EU ETS - is het Europese koolstofkredietcontract dat op de beurs verhandeld wordt. Het is een futurecontract voor het verhandelen en leveren van EUA's (European Union Allowance - de officiële naam voor emissierechten in de regio). Met één EUA mag de houder één ton CO2 of CO2-equivalente broeikasgassen uitstoten.
Beter bekend als het "California Cap and Trade Program", zijn CCA-futures de fysiek geleverde toewijzingen voor broeikasgasemissies voor het California Carbon Allowance (CCA)-programma.
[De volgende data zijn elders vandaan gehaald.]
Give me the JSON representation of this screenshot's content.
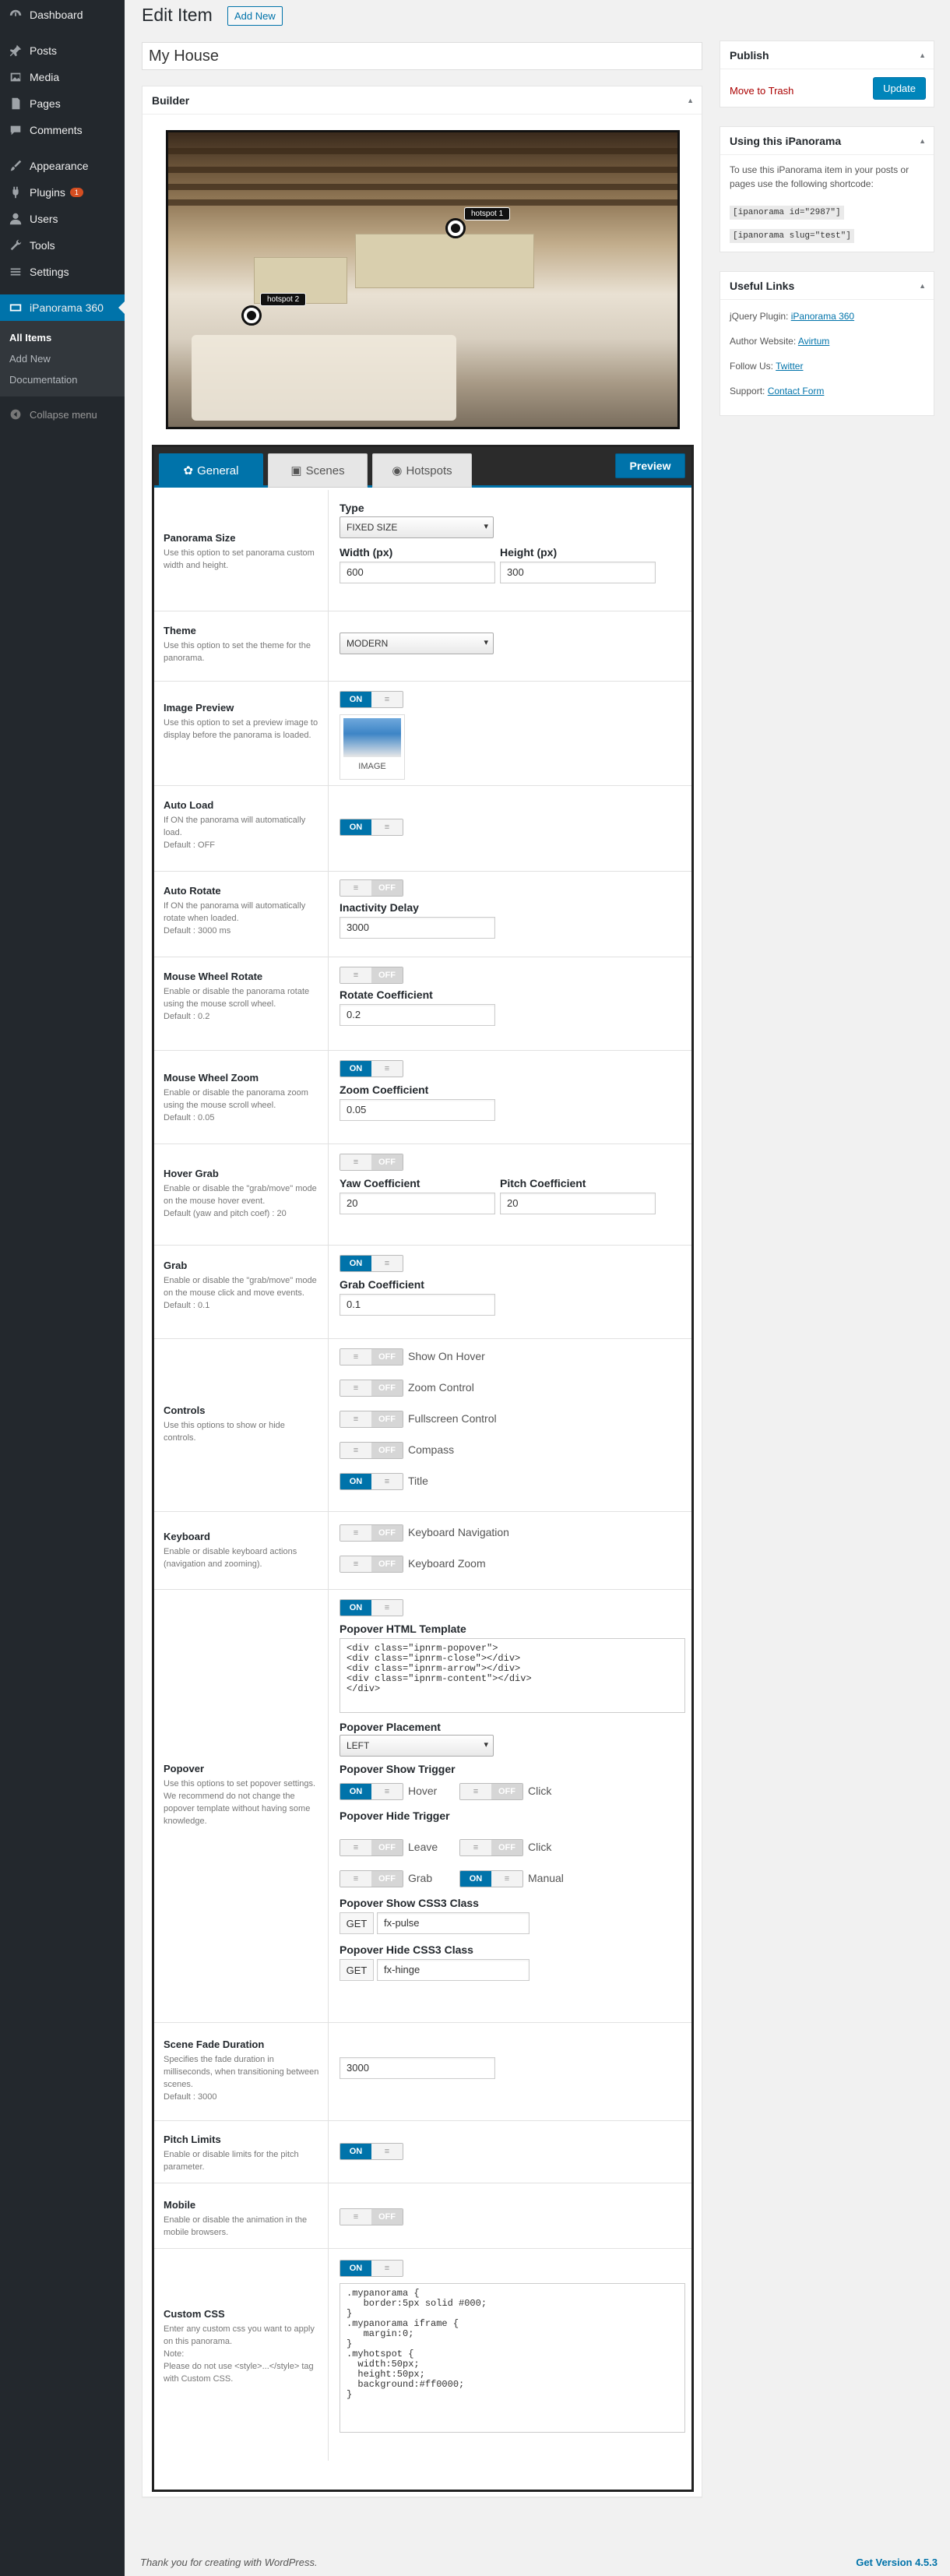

Eén CCA-credit vertegenwoordigt één metrische ton CO2-equivalent volgens de California Assembly Bill 32 "California Global Warming Solutions Act of 2006".
De futurescontracten van GEO volgen de CORSIA-standaard van de International Civil Aviation Organization. Deze koolstofcompensaties zijn afkomstig van drie belangrijke registers - Verra, het American Carbon Registry en de Climate Action Reserve. Omdat ze gebaseerd zijn op koolstofkredieten van hoge kwaliteit die voldoen aan de internationale standaard van de luchtvaartsector voor emissiecompensatie, worden ze soms "Koolstofcompensaties voor de luchtvaartindustrie" genoemd.
N-GEO-futurescontracten bestaan uit natuurlijke compensatieprojecten uit het Verra-register - projecten die vallen onder de categorieën Landbouw, Bosbouw of Overig Landgebruik (AFOLU). Op natuur gebaseerde oplossingen kunnen waardevolle bijdragen leveren aan biodiversiteit, maar het is vaak ook moeilijker om de hoeveelheid daadwerkelijk gecompenseerde koolstof in op natuur gebaseerde projecten nauwkeurig te verifiëren.